Have you noticed that your credit card sometimes declines transactions or flags fraud alerts? This conversation will help you understand the backstory of that workflow and potentially trigger other ideas in that domain.
Sramana Mitra: Let’s start with introducing our audience to yourself as well as to FICO.
Scott Zoldi: I’m the Chief Analyst Officer at FICO. I’ve been with FICO for 17 years. Today I have responsibility for all the analytics products and technologies that we use within our products. FICO, as a company, is 60 years old, and is well known for the analytics that we deliver to make better decisions for companies. The main thing that we offer is the FICO score. It’s a score that’s used in lending decisions as well as fraud detection.
For each and every transaction, we make a prediction of whether or not it’s fraudulent. We develop a lot of expertise in different verticals and take a lot of data and extract insights and turn them into scores that can be used for decisions.

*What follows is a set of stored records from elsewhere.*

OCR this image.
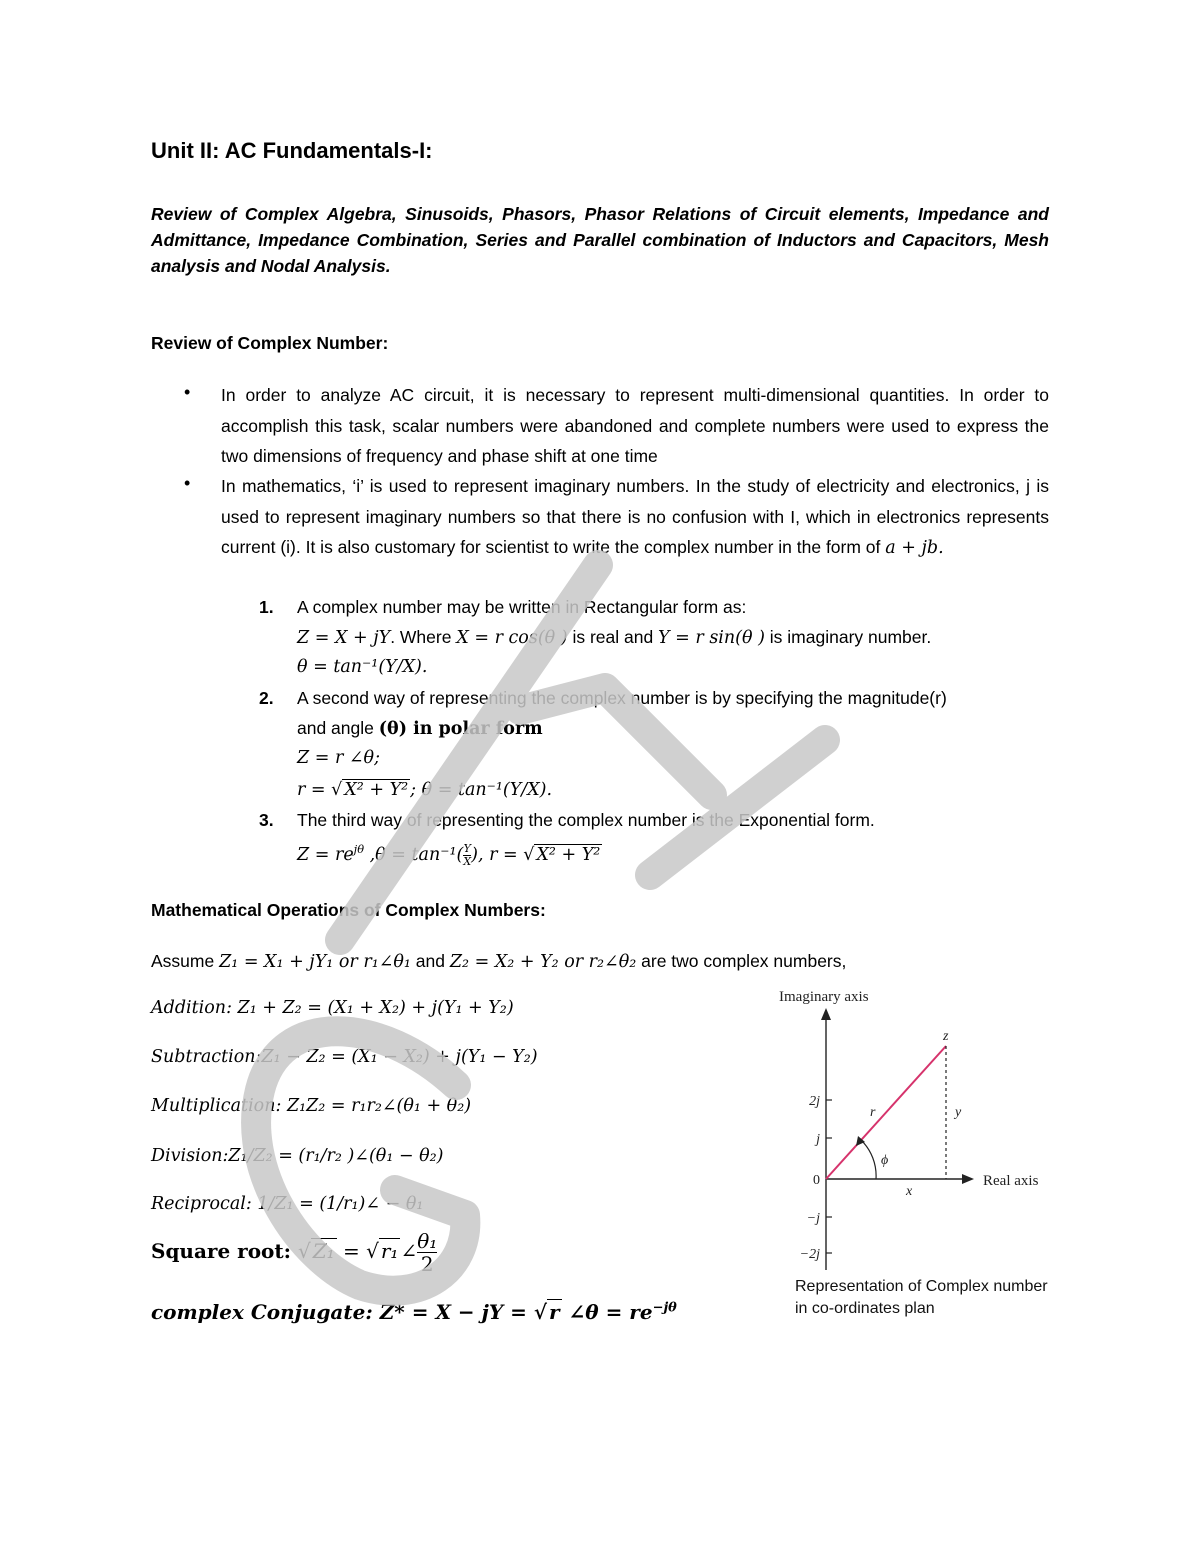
Unit II: AC Fundamentals-I:
Review of Complex Algebra, Sinusoids, Phasors, Phasor Relations of Circuit elements, Impedance and Admittance, Impedance Combination, Series and Parallel combination of Inductors and Capacitors, Mesh analysis and Nodal Analysis.
Review of Complex Number:
• In order to analyze AC circuit, it is necessary to represent multi-dimensional quantities. In order to accomplish this task, scalar numbers were abandoned and complete numbers were used to express the two dimensions of frequency and phase shift at one time
• In mathematics, ‘i’ is used to represent imaginary numbers. In the study of electricity and electronics, j is used to represent imaginary numbers so that there is no confusion with I, which in electronics represents current (i). It is also customary for scientist to write the complex number in the form of a + jb.
1. A complex number may be written in Rectangular form as:
Z = X + jY. Where X = r cos(θ ) is real and Y = r sin(θ ) is imaginary number.
θ = tan⁻¹(Y/X).
2. A second way of representing the complex number is by specifying the magnitude(r)
and angle (θ) in polar form
Z = r ∠θ;
r = √ X² + Y² ; θ = tan⁻¹(Y/X).
3. The third way of representing the complex number is the Exponential form.
$Z = re^{j\theta}$ $,\theta = \tan^{-1}( \frac{Y}{X}$ ), r = √ X² + Y²
Mathematical Operations of Complex Numbers:
Assume Z₁ = X₁ + jY₁ or r₁∠θ₁ and Z₂ = X₂ + Y₂ or r₂∠θ₂ are two complex numbers,
Addition: Z₁ + Z₂ = (X₁ + X₂) + j(Y₁ + Y₂)
Subtraction:Z₁ − Z₂ = (X₁ − X₂) + j(Y₁ − Y₂)
Multiplication: Z₁Z₂ = r₁r₂∠(θ₁ + θ₂)
Division:Z₁/Z₂ = (r₁/r₂ )∠(θ₁ − θ₂)
Reciprocal: 1/Z₁ = (1/r₁)∠ − θ₁
Square root: √ Z₁ = √ r₁ ∠ $\frac{\text{θ₁}}{2}$
complex Conjugate: Z* = X − jY = √ r ∠θ = $re^{-j\theta}$
Imaginary axis
Real axis
2j
j
0
−j
−2j
z
r	y
x
ϕ
Representation of Complex number
in co-ordinates plan
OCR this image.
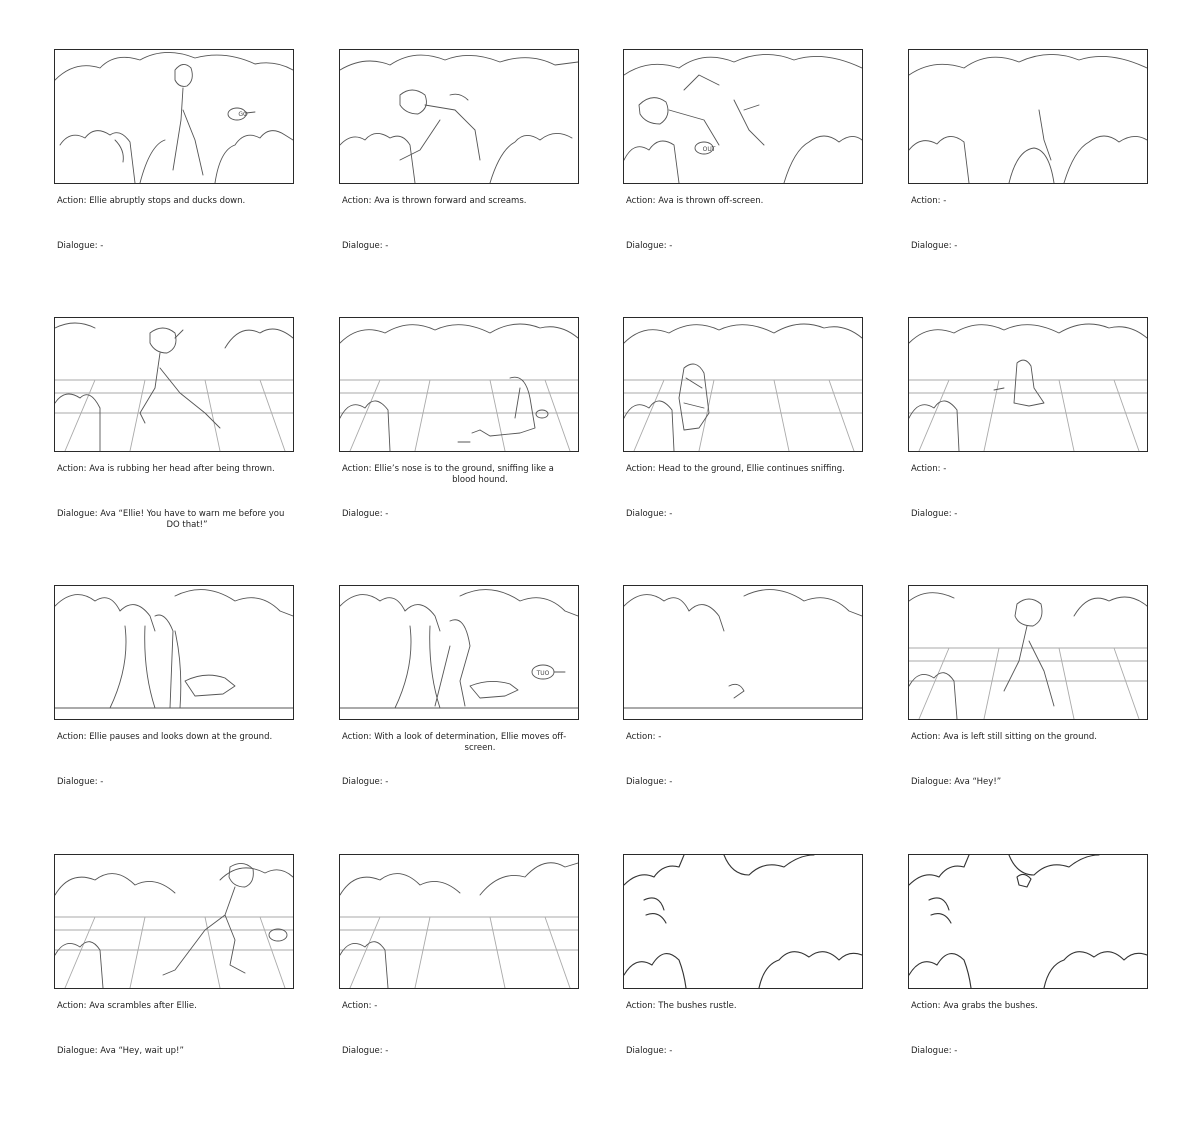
GO
Action: Ellie abruptly stops and ducks down.
Dialogue: -
Action: Ava is thrown forward and screams.
Dialogue: -
OUT
Action: Ava is thrown off-screen.
Dialogue: -
Action: -
Dialogue: -
Action: Ava is rubbing her head after being thrown.
Dialogue: Ava “Ellie! You have to warn me before you
DO that!”
Action: Ellie’s nose is to the ground, sniffing like a
blood hound.
Dialogue: -
Action: Head to the ground, Ellie continues sniffing.
Dialogue: -
Action: -
Dialogue: -
Action: Ellie pauses and looks down at the ground.
Dialogue: -
TUO
Action: With a look of determination, Ellie moves off-
screen.
Dialogue: -
Action: -
Dialogue: -
Action: Ava is left still sitting on the ground.
Dialogue: Ava “Hey!”
Action: Ava scrambles after Ellie.
Dialogue: Ava “Hey, wait up!”
Action: -
Dialogue: -
Action: The bushes rustle.
Dialogue: -
Action: Ava grabs the bushes.
Dialogue: -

Sramana Mitra: I’d like to ask you to drill down on a couple of points based on what I heard. Firstly, I’d like to understand, from an analytics point of view, what are the key parameters that you are collecting data around that helps you do fraud detection and pattern recognition?
Scott Zoldi: I’ll mention two different ways. With respect to our Falcon product, we are basically seeing two-thirds of the world’s debit card and credit card transactions. The first flavour of Big Data is having a huge set of data roughly of the size of a couple of petabytes that we leverage to build these models. There’s a lot of variety in that data in terms of the countries and the consumers of those cards.
The first part of the Big Data piece is to properly leverage all that data for the creation of insights about where fraud is occurring, what are the merchants where fraud is more prevalent, what regions, and what times of days. All of that is a process where we can leverage technology such as Hadoop or Spark to consolidate and condense that data into key fraud features. That’s a bit more traditional use of big data.
The area that I generally have a lot more interest in is actually around the streaming analytics technology that we developed. Streaming analytics is essentially working on the “V” of Big Data – velocity. Data is coming at you at an incredible rate. You have a narrow window to make a decision and to drive a meaningful score. In fraud, when you go into your cash register and use your credit card, we have a very narrow window of about 10 milliseconds to get that transaction, retrieve data about your history, and make a decision based on a score. That score would range from 1 to 999 where the larger the score, the more likely it is to be fraudulent.